OPINION: France’s ‘slow train’ revolution may just be the future for travel

Famous for its high-speed TGV trains, France is now seeing the launch of a new rail revolution - slow trains. John Lichfield looks at the ambitious plan to reconnect some of France's forgotten areas through a rail co-operative and a new philosophy of rail travel.

OPINION: France's 'slow train' revolution may just be the future for travel
The slow trains would better connect rural France. Photo: Eric Cabanis/AFP

France, the home of the Very Fast Train, is about to rediscover the Slow Train.

From the end of this year, a new railway company, actually a cooperative, will offer affordable, long-distance travel between provincial towns and cities. The new trains – Trains à Grande Lenteur (TGL)?– will wander for hours along unused, or under-used, secondary lines.

The first service will be from Bordeaux to Lyon, zig-zagging across the broad waist of France through Libourne, Périgueux, Limoges, Guéret, Montluçon and Roanne. Journey time: seven hours and 30 minutes.

Other itineraries will eventually include: Caen to Toulouse, via Limoges in nine hours and 43 minutes and Le Croisic, in Brittany, to Basel in Switzerland, with 25 intermediate stops  in 11 hours and 13 minutes.

To a railway lover like me such meandering journeys through La France Profonde sound marvellous. Can they possibly be a commercial proposition?

Some of the services, like Bordeaux-Lyon, were abandoned by the state railway company, the SNCF, several years ago. Others will be unbroken train journeys avoiding Paris which have never existed before – not even at the height of French railway boom at the end of the 19th century.
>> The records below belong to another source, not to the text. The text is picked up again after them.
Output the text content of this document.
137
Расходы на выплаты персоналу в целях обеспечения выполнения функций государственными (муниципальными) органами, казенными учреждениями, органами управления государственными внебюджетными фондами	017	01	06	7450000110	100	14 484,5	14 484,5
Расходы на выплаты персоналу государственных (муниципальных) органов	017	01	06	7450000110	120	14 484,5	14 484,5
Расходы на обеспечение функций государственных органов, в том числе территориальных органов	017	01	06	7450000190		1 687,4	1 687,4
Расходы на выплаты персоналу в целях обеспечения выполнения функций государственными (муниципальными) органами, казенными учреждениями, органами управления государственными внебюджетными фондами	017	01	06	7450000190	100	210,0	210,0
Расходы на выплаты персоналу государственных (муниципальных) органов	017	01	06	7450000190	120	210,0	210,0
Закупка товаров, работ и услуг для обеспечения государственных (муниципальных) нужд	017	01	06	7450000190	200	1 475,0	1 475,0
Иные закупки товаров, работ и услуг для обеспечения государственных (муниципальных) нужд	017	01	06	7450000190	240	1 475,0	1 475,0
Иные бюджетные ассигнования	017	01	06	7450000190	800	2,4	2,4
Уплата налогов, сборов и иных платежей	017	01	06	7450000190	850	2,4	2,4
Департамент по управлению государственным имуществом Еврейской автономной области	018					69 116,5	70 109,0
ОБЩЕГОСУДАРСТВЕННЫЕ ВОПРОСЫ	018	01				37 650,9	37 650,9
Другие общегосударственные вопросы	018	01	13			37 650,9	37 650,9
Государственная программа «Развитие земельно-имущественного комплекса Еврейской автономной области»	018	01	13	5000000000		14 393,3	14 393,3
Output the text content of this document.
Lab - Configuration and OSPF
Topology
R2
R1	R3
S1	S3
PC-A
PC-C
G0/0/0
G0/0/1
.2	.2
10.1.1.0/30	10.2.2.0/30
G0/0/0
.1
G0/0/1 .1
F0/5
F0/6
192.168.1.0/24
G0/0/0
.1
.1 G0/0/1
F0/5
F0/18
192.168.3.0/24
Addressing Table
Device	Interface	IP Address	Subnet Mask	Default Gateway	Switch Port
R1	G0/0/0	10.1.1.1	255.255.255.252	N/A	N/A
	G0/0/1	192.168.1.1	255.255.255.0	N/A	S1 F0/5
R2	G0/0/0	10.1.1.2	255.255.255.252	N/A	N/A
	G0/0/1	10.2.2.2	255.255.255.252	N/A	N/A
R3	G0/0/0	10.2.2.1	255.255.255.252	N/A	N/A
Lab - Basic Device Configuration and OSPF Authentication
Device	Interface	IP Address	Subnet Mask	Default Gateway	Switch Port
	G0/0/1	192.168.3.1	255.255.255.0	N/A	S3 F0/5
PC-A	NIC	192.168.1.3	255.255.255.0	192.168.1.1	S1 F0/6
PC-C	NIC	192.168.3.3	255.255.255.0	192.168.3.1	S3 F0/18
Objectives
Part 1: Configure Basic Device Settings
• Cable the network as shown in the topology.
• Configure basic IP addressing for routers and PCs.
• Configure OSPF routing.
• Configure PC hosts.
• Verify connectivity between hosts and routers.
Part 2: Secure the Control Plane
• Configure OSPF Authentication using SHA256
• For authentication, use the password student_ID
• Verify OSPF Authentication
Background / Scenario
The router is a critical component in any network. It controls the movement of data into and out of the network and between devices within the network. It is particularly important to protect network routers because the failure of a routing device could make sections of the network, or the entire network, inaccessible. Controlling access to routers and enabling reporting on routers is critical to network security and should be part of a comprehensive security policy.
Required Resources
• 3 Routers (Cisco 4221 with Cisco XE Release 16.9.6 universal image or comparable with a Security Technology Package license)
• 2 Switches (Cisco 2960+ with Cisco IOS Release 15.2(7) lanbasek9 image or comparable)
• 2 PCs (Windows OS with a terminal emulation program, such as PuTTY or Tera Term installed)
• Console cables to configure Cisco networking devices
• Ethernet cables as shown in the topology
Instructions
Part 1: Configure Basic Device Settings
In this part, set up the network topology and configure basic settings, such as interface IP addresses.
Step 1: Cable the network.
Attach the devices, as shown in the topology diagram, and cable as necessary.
The venture has been made possible by the EU-inspired scrapping of SNCF’s monopoly on French rail passenger services. The Italian rail company Trenitalia is already competing on the high-speed TGV line between Lyon and Paris.

The low-speed trains also grow from an initiative by President Emmanuel Macron and his government to rescue some of France’s under-used, 19th century, local railways – a reversal of the policy adopted in Britain under Dr Richard Beeching from 1963.

The cross-country, slow train idea was formally approved by the rail regulator before Christmas. It has been developed by French public interest company called Railcoop (pronounced Rye-cope), which has already started its own freight service in south west France.

Ticket prices are still being calculated but they are forecast to be similar to the cost of “ride-sharing” on apps like BlaBla Car.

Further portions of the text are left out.